Удар о землю был очень сильный и неожиданный. Никто из сидящих в отсеке разведчиков и не ожидал, что земля так близко. Поэтому «раскорячиться» как следует успели немногие. Все дружно подпрыгнули к потолку, разбивая головы, ломая руки, шеи и рёбра об обшивку вертолёта, автоматы, железо АТС (автоматический гранатомёт со станиной), а потом также тяжело грохнулись вниз, доламывая не сломанное. Грохот, скрежет рвущегося металла обшивки, крики, стоны изуродованных парней. Направляющие и амортизаторы шасси подломились, как пересушенные спагетти. А передние спаренные колёса от удара о землю оторвались и улетели со звоном, подпрыгнув от земли, аж за сто метров от места падения вертушки. Где-то наверху что-то громко хрустнуло и протяжно заскрипело. Лопасти продолжали вращаться и делить воздух ровно на пять частей. Деформированный корпус мелко вибрировал от последней агонии правого двигателя.

Первым очнулся Сандро. Он медленно поднял к голове руки, ощупал лицо, липкую шею. Что-то тяжёлое навалилось ему на ноги, он попробовал согнуть колени. Не получилось. И он протянул вниз руки, силясь понять, что с ногами. Неожиданно нащупал чьё-то лицо и инстинктивно зажал ему нос.

– Отпусти, Сань, это я, – прогундосил наводчик гранатомёта Виталик.

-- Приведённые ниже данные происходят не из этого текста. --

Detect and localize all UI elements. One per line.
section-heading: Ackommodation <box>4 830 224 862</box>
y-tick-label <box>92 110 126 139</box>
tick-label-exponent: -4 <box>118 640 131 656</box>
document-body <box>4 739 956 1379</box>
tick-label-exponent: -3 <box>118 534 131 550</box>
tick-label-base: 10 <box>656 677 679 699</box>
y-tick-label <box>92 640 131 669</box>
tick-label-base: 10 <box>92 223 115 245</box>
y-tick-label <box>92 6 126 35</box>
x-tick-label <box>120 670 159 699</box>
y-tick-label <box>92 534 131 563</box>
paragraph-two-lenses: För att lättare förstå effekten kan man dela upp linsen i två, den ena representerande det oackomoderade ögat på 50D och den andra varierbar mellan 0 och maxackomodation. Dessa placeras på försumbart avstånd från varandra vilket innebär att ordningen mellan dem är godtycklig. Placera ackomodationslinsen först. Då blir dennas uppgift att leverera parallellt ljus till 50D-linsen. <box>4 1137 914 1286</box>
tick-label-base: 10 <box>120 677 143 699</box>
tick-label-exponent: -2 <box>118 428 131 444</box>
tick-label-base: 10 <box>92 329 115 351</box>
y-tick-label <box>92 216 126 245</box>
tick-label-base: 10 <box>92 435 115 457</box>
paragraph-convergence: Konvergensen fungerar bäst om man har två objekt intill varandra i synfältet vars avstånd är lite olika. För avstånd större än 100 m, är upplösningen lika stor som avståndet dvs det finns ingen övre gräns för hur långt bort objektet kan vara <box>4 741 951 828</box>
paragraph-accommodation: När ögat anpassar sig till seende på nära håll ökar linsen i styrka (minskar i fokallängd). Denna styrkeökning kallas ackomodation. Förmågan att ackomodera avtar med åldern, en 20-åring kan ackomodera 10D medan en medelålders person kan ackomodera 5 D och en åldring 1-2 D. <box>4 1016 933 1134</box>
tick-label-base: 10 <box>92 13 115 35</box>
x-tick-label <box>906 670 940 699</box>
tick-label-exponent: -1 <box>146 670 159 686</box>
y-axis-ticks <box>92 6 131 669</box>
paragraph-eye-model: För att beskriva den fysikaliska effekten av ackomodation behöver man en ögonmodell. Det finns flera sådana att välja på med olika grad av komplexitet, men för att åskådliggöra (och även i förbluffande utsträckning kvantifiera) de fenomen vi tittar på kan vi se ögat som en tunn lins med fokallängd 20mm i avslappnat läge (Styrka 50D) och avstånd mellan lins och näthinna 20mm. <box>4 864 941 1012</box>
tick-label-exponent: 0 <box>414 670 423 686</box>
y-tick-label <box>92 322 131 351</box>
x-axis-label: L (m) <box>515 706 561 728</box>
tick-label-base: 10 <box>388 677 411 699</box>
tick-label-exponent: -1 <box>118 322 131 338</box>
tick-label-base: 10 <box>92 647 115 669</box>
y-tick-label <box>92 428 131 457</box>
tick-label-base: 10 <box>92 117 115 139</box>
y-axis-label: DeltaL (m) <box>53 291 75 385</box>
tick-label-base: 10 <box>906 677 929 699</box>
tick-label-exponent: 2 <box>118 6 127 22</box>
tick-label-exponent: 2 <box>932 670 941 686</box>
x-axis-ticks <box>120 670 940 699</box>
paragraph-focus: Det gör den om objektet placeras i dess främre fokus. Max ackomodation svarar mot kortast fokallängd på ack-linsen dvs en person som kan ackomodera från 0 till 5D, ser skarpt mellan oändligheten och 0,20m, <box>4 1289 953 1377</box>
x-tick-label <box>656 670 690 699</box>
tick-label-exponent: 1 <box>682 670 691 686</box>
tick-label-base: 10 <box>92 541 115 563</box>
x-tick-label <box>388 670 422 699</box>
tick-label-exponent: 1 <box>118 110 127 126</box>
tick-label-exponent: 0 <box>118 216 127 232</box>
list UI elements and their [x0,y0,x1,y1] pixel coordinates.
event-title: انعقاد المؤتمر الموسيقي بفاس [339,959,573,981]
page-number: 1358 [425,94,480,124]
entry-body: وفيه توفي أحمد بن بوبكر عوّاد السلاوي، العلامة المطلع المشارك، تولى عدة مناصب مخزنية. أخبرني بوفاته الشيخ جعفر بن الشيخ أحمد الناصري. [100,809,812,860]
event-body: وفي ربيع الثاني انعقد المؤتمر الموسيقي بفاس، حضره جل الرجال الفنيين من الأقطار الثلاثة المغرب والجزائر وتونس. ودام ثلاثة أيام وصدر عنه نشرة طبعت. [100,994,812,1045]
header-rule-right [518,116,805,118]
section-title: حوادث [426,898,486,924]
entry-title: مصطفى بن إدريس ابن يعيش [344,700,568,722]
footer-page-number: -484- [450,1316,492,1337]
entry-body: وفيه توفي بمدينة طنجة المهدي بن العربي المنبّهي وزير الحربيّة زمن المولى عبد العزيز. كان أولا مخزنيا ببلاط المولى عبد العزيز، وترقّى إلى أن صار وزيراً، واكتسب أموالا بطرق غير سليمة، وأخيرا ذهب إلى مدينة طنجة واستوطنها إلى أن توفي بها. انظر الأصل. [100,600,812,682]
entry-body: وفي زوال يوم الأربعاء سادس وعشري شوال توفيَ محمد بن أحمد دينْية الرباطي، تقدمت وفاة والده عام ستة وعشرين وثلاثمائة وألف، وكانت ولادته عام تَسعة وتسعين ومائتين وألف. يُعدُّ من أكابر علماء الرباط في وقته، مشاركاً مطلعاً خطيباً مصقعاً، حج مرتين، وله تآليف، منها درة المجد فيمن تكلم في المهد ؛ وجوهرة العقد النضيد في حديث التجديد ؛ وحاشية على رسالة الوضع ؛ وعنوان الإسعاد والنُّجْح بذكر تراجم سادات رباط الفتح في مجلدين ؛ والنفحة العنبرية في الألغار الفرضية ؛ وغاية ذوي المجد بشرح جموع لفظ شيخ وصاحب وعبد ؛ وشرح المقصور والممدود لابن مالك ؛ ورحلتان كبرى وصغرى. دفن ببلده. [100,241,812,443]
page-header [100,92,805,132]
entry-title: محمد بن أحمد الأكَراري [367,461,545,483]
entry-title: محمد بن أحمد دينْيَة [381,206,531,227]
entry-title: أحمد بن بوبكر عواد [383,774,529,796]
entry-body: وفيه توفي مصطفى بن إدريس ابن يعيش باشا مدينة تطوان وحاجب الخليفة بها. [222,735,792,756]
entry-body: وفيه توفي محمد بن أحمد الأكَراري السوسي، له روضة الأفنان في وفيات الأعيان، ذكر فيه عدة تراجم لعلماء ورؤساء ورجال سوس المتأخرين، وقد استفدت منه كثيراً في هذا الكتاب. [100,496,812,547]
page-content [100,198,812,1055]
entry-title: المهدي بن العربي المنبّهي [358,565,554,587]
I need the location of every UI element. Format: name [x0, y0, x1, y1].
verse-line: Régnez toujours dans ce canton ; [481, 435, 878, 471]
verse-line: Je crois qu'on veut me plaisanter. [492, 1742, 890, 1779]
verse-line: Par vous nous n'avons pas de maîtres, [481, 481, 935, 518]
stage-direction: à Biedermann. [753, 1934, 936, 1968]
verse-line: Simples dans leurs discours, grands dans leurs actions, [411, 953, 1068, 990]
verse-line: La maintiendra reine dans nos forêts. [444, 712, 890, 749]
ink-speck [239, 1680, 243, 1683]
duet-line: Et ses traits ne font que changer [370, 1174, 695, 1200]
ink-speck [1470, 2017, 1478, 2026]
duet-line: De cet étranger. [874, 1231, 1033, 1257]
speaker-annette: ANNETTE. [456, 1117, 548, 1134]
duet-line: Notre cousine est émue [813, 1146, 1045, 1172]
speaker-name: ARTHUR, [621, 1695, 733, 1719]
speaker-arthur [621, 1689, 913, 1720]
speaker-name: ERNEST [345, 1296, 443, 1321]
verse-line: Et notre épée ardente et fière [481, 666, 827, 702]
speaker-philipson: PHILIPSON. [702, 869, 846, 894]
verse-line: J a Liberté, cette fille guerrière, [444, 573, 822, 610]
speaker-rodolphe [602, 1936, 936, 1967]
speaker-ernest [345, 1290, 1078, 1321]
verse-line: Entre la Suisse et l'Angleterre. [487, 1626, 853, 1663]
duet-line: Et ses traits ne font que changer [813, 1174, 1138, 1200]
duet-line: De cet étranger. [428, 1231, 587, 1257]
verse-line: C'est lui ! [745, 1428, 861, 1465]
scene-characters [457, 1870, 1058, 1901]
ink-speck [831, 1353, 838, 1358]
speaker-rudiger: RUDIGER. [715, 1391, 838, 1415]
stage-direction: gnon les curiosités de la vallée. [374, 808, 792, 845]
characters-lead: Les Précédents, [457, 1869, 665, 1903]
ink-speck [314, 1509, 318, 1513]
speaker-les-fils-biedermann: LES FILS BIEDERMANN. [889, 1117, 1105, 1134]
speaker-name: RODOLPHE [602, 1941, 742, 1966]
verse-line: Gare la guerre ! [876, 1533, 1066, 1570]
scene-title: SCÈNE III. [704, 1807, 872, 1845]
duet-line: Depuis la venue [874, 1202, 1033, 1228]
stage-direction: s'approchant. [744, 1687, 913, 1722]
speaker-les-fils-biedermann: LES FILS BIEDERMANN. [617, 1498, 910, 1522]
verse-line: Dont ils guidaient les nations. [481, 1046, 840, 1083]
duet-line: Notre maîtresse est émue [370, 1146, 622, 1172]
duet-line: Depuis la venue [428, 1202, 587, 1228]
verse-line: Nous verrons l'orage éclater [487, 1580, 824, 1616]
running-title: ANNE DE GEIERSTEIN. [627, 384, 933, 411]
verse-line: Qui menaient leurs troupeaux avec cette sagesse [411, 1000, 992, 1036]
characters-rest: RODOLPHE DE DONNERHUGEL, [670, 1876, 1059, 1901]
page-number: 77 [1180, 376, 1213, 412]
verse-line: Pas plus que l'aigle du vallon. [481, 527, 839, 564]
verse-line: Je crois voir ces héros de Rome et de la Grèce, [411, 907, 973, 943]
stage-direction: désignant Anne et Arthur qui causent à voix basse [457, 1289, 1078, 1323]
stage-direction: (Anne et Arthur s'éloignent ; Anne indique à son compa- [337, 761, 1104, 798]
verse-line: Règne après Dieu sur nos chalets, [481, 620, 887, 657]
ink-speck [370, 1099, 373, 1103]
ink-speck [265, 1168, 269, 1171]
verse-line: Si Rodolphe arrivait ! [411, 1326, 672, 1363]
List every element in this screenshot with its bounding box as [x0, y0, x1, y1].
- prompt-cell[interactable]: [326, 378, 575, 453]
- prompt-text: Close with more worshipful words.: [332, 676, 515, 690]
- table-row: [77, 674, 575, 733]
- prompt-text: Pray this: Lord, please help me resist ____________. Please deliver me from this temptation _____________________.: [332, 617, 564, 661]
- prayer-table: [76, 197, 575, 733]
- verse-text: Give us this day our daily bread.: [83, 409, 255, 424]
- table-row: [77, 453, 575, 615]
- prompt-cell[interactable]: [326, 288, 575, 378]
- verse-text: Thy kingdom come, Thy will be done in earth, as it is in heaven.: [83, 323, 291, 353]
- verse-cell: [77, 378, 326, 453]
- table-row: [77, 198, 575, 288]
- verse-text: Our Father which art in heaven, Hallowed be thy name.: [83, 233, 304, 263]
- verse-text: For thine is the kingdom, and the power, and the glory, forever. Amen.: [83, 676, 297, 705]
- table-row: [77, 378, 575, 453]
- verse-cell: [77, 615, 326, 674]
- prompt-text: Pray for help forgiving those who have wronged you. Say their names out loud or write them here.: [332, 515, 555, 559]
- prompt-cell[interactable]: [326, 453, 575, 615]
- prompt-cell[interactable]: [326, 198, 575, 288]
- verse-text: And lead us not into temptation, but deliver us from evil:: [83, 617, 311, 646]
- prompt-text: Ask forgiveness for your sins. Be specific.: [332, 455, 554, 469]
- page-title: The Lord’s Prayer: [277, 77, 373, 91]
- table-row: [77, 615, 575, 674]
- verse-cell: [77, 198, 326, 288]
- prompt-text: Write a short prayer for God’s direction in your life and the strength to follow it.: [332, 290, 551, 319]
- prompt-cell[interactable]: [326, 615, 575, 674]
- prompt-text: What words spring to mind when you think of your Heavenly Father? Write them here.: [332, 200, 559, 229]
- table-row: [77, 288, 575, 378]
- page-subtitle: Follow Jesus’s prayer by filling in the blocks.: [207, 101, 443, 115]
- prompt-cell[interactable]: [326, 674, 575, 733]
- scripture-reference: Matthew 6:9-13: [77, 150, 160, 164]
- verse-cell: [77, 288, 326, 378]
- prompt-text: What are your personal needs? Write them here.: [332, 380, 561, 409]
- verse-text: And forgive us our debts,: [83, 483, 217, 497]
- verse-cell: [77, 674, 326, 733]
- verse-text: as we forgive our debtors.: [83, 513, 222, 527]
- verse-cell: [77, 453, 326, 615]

– А ты откуда узнал, что это я? – с трудом шевеля сухим языком, спросил Сандро.

– А когда штурман заорал, я, со страху, за тебя схватился, а тут хе… рак! – ответил Виталик, с трудом перекатываясь с ног Дягилева.

– Мужики, есть кто живой? – чуть слышно спросил Сандро.

Громыхнула дверь в кабину, показалось окровавленное лицо командира экипажа. В серой дымке не было видно его левого глаза, который закрывала свисающая кожа со лба вместе с бровью. А правый глаз, залитый кровью, он усердно протирал рукавом лётной куртки, чтоб хоть что-то видеть. Из-под лётного шлема на его лицо несколькими струйками стегала кровь.

– Давайте все наружу. Проводка горит. У нас горючки пол бака, не дай Боже. Если рванёт, хоронить будет нечего, – как-то спокойно сказал пилот, пятясь из кабины назад, волоча под руки безжизненное тело штурмана.